Ayant participé à toutes les phases du projet, Mbuta Muntu Bantantu André a reçu des plants de fumbwa à planter sur son terrain dans le village de Kindundu :
« Je connais l'importance des arbres. C'est ainsi que je me suis développé en conservant la forêt depuis 1970. Nous mangeons du fumbwa depuis nos ancêtres [mais] il a disparu de nos forêts, nous devons l'acheter pour le consommer. Ce projet nous apporte la solution en le plantant au pied des arbres. Quand il arrivera à maturité, les habitants de Kasangulu disposeront du fumbwa ici au lieu de se rendre à Kinshasa ».
Mbuta muntu Bantantu André, village de Kindundu. Photo: © UNDP DRC CO, SGP DRC.
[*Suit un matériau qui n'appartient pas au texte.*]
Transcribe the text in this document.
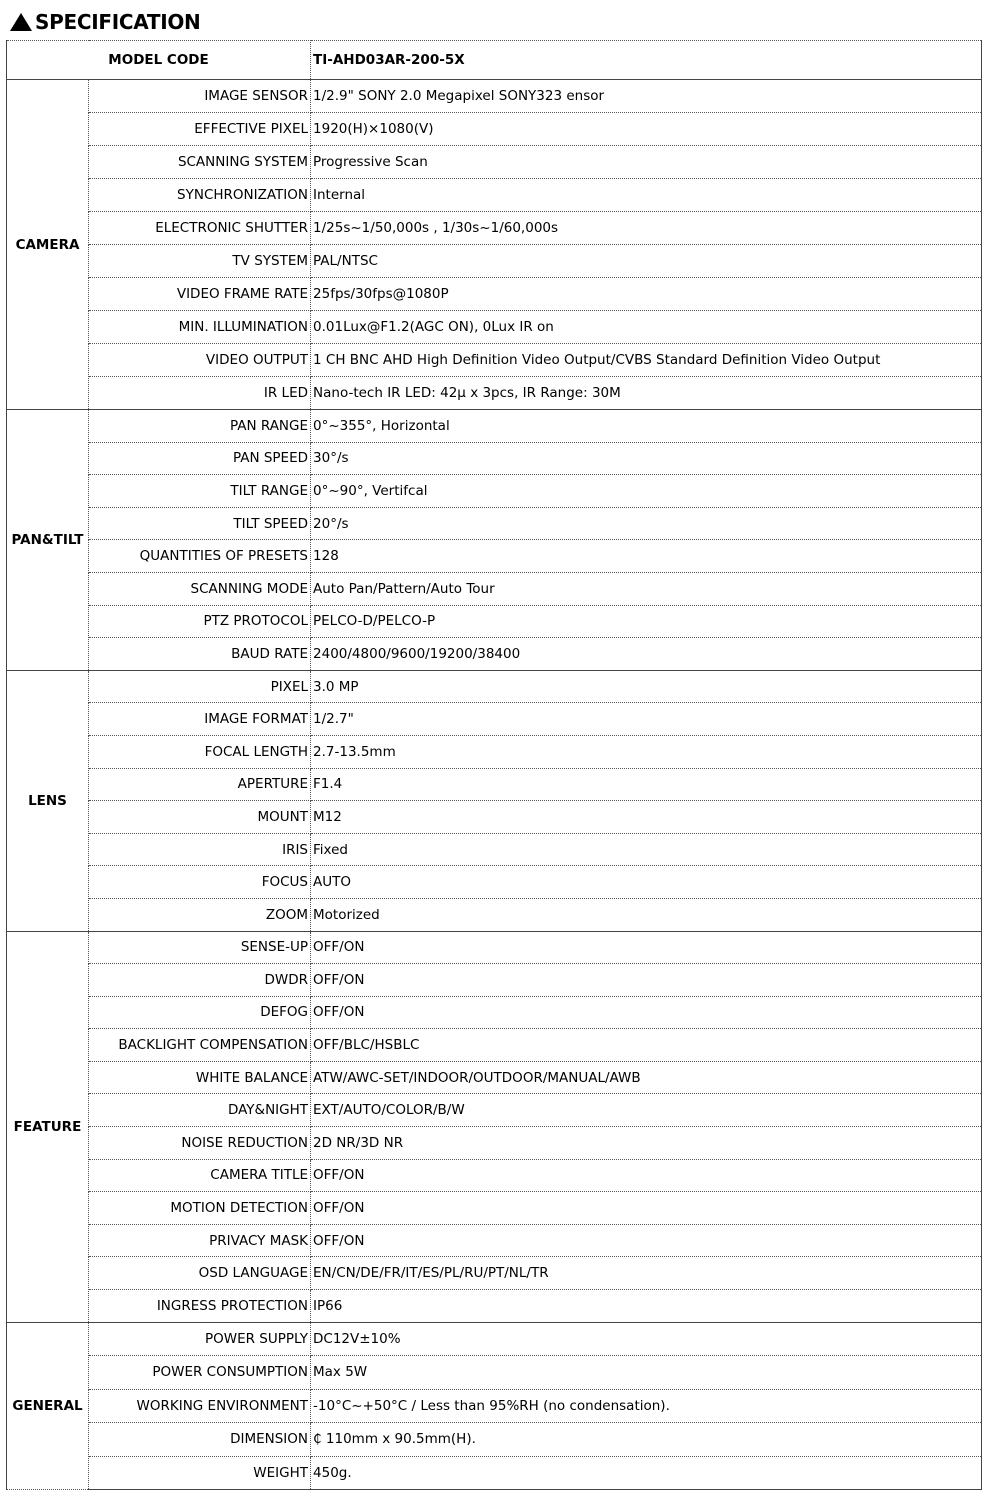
SPECIFICATION
MODEL CODE		TI-AHD03AR-200-5X
CAMERA	IMAGE SENSOR	1/2.9" SONY 2.0 Megapixel SONY323 ensor
	EFFECTIVE PIXEL	1920(H)×1080(V)
	SCANNING SYSTEM	Progressive Scan
	SYNCHRONIZATION	Internal
	ELECTRONIC SHUTTER	1/25s~1/50,000s , 1/30s~1/60,000s
	TV SYSTEM	PAL/NTSC
	VIDEO FRAME RATE	25fps/30fps@1080P
	MIN. ILLUMINATION	0.01Lux@F1.2(AGC ON), 0Lux IR on
	VIDEO OUTPUT	1 CH BNC AHD High Definition Video Output/CVBS Standard Definition Video Output
	IR LED	Nano-tech IR LED: 42µ x 3pcs, IR Range: 30M
PAN&TILT	PAN RANGE	0°~355°, Horizontal
	PAN SPEED	30°/s
	TILT RANGE	0°~90°, Vertifcal
	TILT SPEED	20°/s
	QUANTITIES OF PRESETS	128
	SCANNING MODE	Auto Pan/Pattern/Auto Tour
	PTZ PROTOCOL	PELCO-D/PELCO-P
	BAUD RATE	2400/4800/9600/19200/38400
LENS	PIXEL	3.0 MP
	IMAGE FORMAT	1/2.7"
	FOCAL LENGTH	2.7-13.5mm
	APERTURE	F1.4
	MOUNT	M12
	IRIS	Fixed
	FOCUS	AUTO
	ZOOM	Motorized
FEATURE	SENSE-UP	OFF/ON
	DWDR	OFF/ON
	DEFOG	OFF/ON
	BACKLIGHT COMPENSATION	OFF/BLC/HSBLC
	WHITE BALANCE	ATW/AWC-SET/INDOOR/OUTDOOR/MANUAL/AWB
	DAY&NIGHT	EXT/AUTO/COLOR/B/W
	NOISE REDUCTION	2D NR/3D NR
	CAMERA TITLE	OFF/ON
	MOTION DETECTION	OFF/ON
	PRIVACY MASK	OFF/ON
	OSD LANGUAGE	EN/CN/DE/FR/IT/ES/PL/RU/PT/NL/TR
	INGRESS PROTECTION	IP66
GENERAL	POWER SUPPLY	DC12V±10%
	POWER CONSUMPTION	Max 5W
	WORKING ENVIRONMENT	-10°C~+50°C / Less than 95%RH (no condensation).
	DIMENSION	₵ 110mm x 90.5mm(H).
	WEIGHT	450g.
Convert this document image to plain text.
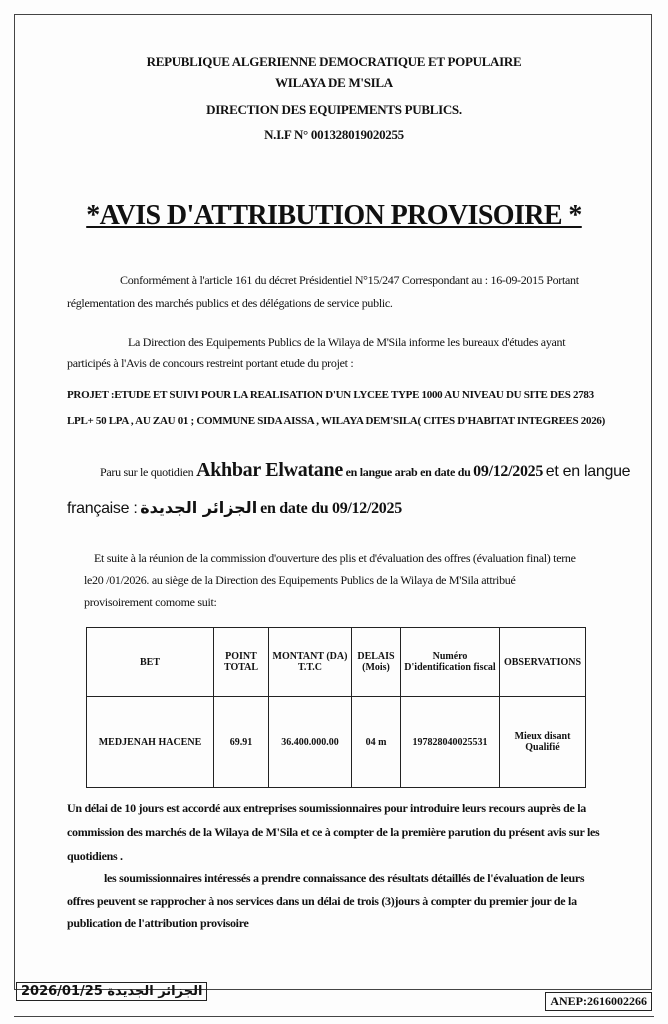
REPUBLIQUE ALGERIENNE DEMOCRATIQUE ET POPULAIRE
WILAYA DE M'SILA
DIRECTION DES EQUIPEMENTS PUBLICS.
N.I.F N° 001328019020255
*AVIS D'ATTRIBUTION PROVISOIRE *
Conformément à l'article 161 du décret Présidentiel N°15/247 Correspondant au : 16-09-2015 Portant
réglementation des marchés publics et des délégations de service public.
La Direction des Equipements Publics de la Wilaya de M'Sila informe les bureaux d'études ayant
participés à l'Avis de concours restreint portant etude du projet :
PROJET :ETUDE ET SUIVI POUR LA REALISATION D'UN LYCEE TYPE 1000 AU NIVEAU DU SITE DES 2783
LPL+ 50 LPA , AU ZAU 01 ; COMMUNE SIDA AISSA , WILAYA DEM'SILA( CITES D'HABITAT INTEGREES 2026)
Paru sur le quotidien Akhbar Elwatane en langue arab en date du 09/12/2025 et en langue
française : الجزائر الجديدة en date du 09/12/2025
Et suite à la réunion de la commission d'ouverture des plis et d'évaluation des offres (évaluation final) terne
le20 /01/2026. au siège de la Direction des Equipements Publics de la Wilaya de M'Sila attribué
provisoirement comome suit:
BET	POINT TOTAL	MONTANT (DA) T.T.C	DELAIS (Mois)	Numéro D'identification fiscal	OBSERVATIONS
MEDJENAH HACENE	69.91	36.400.000.00	04 m	197828040025531	Mieux disant Qualifié
Un délai de 10 jours est accordé aux entreprises soumissionnaires pour introduire leurs recours auprès de la
commission des marchés de la Wilaya de M'Sila et ce à compter de la première parution du présent avis sur les
quotidiens .
les soumissionnaires intéressés a prendre connaissance des résultats détaillés de l'évaluation de leurs
offres peuvent se rapprocher à nos services dans un délai de trois (3)jours à compter du premier jour de la
publication de l'attribution provisoire
الجزائر الجديدة 2026/01/25
ANEP:2616002266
En conséquence, il pense que les communautés locales seront encouragées à envoyer leurs enfants à l'école parce qu'elles auront un revenu plus élevé et suffisamment à manger pour leurs familles.
André espère également que le projet sera étendu à d'autres territoires du Kongo Central afin que le fumbwa se retrouve dans toutes les assiettes, comme au temps de ses ancêtres.
Bueno Ngenga Thomas et le superviseur Mvumbi Bonaventure visitent le site de domestication de fumbwa, le village Kindundu. Photo: © UNDP DRC CO, SGP DRC.
Dans le village de Luseki, une organisation communautaire responsable de 700 hectares de forêt conservée a déjà replanté plus de 13 000 plants de fumbwa après que ses membres aient été formés par l’IRDI. « Maintenant, nous savons qu'il est possible de planter du fumbwa. Pour nous, c'était une plante sauvage des forêts que nos ancêtres mangeaient », rappelle Nuni Kuyeka, président de l'organisation.
« Nos plantes poussent déjà, nous en prenons soin. Nous voulons atteindre 30.000 plantes car notre forêt est vaste. Nous pourrons manger le fumbwa dans la communauté et le vendre pour permettre à nos enfants d'étudier et de gagner de l'argent », ajoute-t-il.
Huit mois après le début du projet, 40 % des 150 000 plants de fumbwa visés ont été plantés dans les forêts conservées autour de sept villages de Kasangulu.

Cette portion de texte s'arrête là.